Model wrapper for DLRM (#3128)

SSYernar · facebook-github-bot · commit aee9ab58444b · 2025-07-03T10:15:15.000-07:00
Summary: Pull Request resolved: #3128 * Added model wrapper for DLRM. The wrapper will take ModelInput as an only parameter in the forward method. The forward method will return just the prediction if it's in inference mode and losses with prediction if it's in training mode. (Because training pipeline expects loss and prediction. See https://github.com/pytorch/torchrec/blob/main/torchrec/distributed/train_pipeline/train_pipelines.py#L670) * Added the parameterized unit tests to cover the model's wrapper Reviewed By: aliafzal Differential Revision: D77167717
diff --git a/torchrec/models/dlrm.py b/torchrec/models/dlrm.py
@@ -7,11 +7,12 @@
 
 # pyre-strict
 
-from typing import Dict, List, Optional, Tuple
+from typing import Dict, List, Optional, Tuple, Union
 
 import torch
 from torch import nn
 from torchrec.datasets.utils import Batch
+from torchrec.distributed.test_utils.test_input import ModelInput
 from torchrec.modules.crossnet import LowRankCrossNet
 from torchrec.modules.embedding_modules import EmbeddingBagCollection
 from torchrec.modules.mlp import MLP
@@ -899,3 +900,34 @@ def forward(
         loss = self.loss_fn(logits, batch.labels.float())
 
         return loss, (loss.detach(), logits.detach(), batch.labels.detach())
+
+
+class DLRMWrapper(DLRM):
+    # pyre-ignore[14, 15]
+    def forward(
+        self, model_input: ModelInput
+    ) -> Union[torch.Tensor, Tuple[torch.Tensor, torch.Tensor]]:
+        """
+        Forward pass for the DLRMWrapper.
+
+        Args:
+            model_input (ModelInput): Contains dense and sparse features.
+
+        Returns:
+            Union[torch.Tensor, Tuple[torch.Tensor, torch.Tensor]]:
+            If training, returns (loss, prediction). Otherwise, returns prediction.
+        """
+        pred = super().forward(
+            dense_features=model_input.float_features,
+            sparse_features=model_input.idlist_features,  # pyre-ignore[6]
+        )
+
+        if self.training:
+            # Calculate loss and return both loss and prediction
+            loss = torch.nn.functional.binary_cross_entropy_with_logits(
+                pred.squeeze(), model_input.label
+            )
+            return (loss, pred)
+        else:
+            # Return just the prediction
+            return pred
diff --git a/torchrec/models/tests/test_dlrm.py b/torchrec/models/tests/test_dlrm.py
@@ -8,11 +8,15 @@
 # pyre-strict
 
 import unittest
+from dataclasses import dataclass
+from typing import List
 
 import torch
+from parameterized import parameterized
 from torch import nn
 from torch.testing import FileCheck  # @manual
 from torchrec.datasets.utils import Batch
+from torchrec.distributed.test_utils.test_input import ModelInput
 from torchrec.fx import symbolic_trace
 from torchrec.ir.serializer import JsonSerializer
 from torchrec.ir.utils import decapsulate_ir_modules, encapsulate_ir_modules
@@ -23,6 +27,7 @@
     DLRM_DCN,
     DLRM_Projection,
     DLRMTrain,
+    DLRMWrapper,
     InteractionArch,
     InteractionDCNArch,
     InteractionProjectionArch,
@@ -1283,3 +1288,107 @@ def test_export_serialization(self) -> None:
         deserialized_logits = deserialized_model(features, sparse_features)
 
         self.assertEqual(deserialized_logits.size(), (B, 1))
+
+
+class DLRMWrapperTest(unittest.TestCase):
+    @dataclass
+    class WrapperTestParams:
+        # input parameters
+        embedding_configs: List[EmbeddingBagConfig]
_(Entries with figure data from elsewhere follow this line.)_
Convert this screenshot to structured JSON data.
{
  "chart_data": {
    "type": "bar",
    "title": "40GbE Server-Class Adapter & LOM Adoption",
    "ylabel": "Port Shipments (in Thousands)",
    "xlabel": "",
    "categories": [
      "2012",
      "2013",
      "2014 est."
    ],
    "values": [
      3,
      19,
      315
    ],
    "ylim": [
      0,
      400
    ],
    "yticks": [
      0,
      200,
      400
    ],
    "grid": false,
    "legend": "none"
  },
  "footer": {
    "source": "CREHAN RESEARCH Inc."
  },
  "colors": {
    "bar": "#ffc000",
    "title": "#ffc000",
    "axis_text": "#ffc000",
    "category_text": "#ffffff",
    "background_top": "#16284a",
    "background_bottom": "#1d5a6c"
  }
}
+        sparse_feature_keys: List[str]
+        sparse_feature_values: List[int]
+        sparse_feature_offsets: List[int]
+        # expected output parameters
+        expected_output_size: tuple[int, ...]
+
+    @parameterized.expand(
+        [
+            (
+                "basic_with_multiple_features",
+                WrapperTestParams(
+                    embedding_configs=[
+                        EmbeddingBagConfig(
+                            name="t1",
+                            embedding_dim=8,
+                            num_embeddings=100,
+                            feature_names=["f1", "f3"],
+                        ),
+                        EmbeddingBagConfig(
+                            name="t2",
+                            embedding_dim=8,
+                            num_embeddings=100,
+                            feature_names=["f2"],
+                        ),
+                    ],
+                    sparse_feature_keys=["f1", "f3", "f2"],
+                    sparse_feature_values=[1, 2, 4, 5, 4, 3, 2, 9, 1, 2, 3],
+                    sparse_feature_offsets=[0, 2, 4, 6, 8, 10, 11],
+                    expected_output_size=(2, 1),
+                ),
+            ),
+            (
+                "empty_sparse_features",
+                WrapperTestParams(
+                    embedding_configs=[
+                        EmbeddingBagConfig(
+                            name="t1",
+                            embedding_dim=8,
+                            num_embeddings=100,
+                            feature_names=["f1"],
+                        ),
+                    ],
+                    sparse_feature_keys=["f1"],
+                    sparse_feature_values=[],
+                    sparse_feature_offsets=[0, 0, 0],
+                    expected_output_size=(2, 1),
+                ),
+            ),
+        ]
+    )
+    def test_wrapper_functionality(
+        self, _test_name: str, test_params: WrapperTestParams
+    ) -> None:
+        B = 2
+        D = 8
+        dense_in_features = 100
+
+        ebc = EmbeddingBagCollection(tables=test_params.embedding_configs)
+
+        dlrm_wrapper = DLRMWrapper(
+            embedding_bag_collection=ebc,
+            dense_in_features=dense_in_features,
+            dense_arch_layer_sizes=[20, D],
+            over_arch_layer_sizes=[5, 1],
+        )
+
+        # Create ModelInput
+        dense_features = torch.rand((B, dense_in_features))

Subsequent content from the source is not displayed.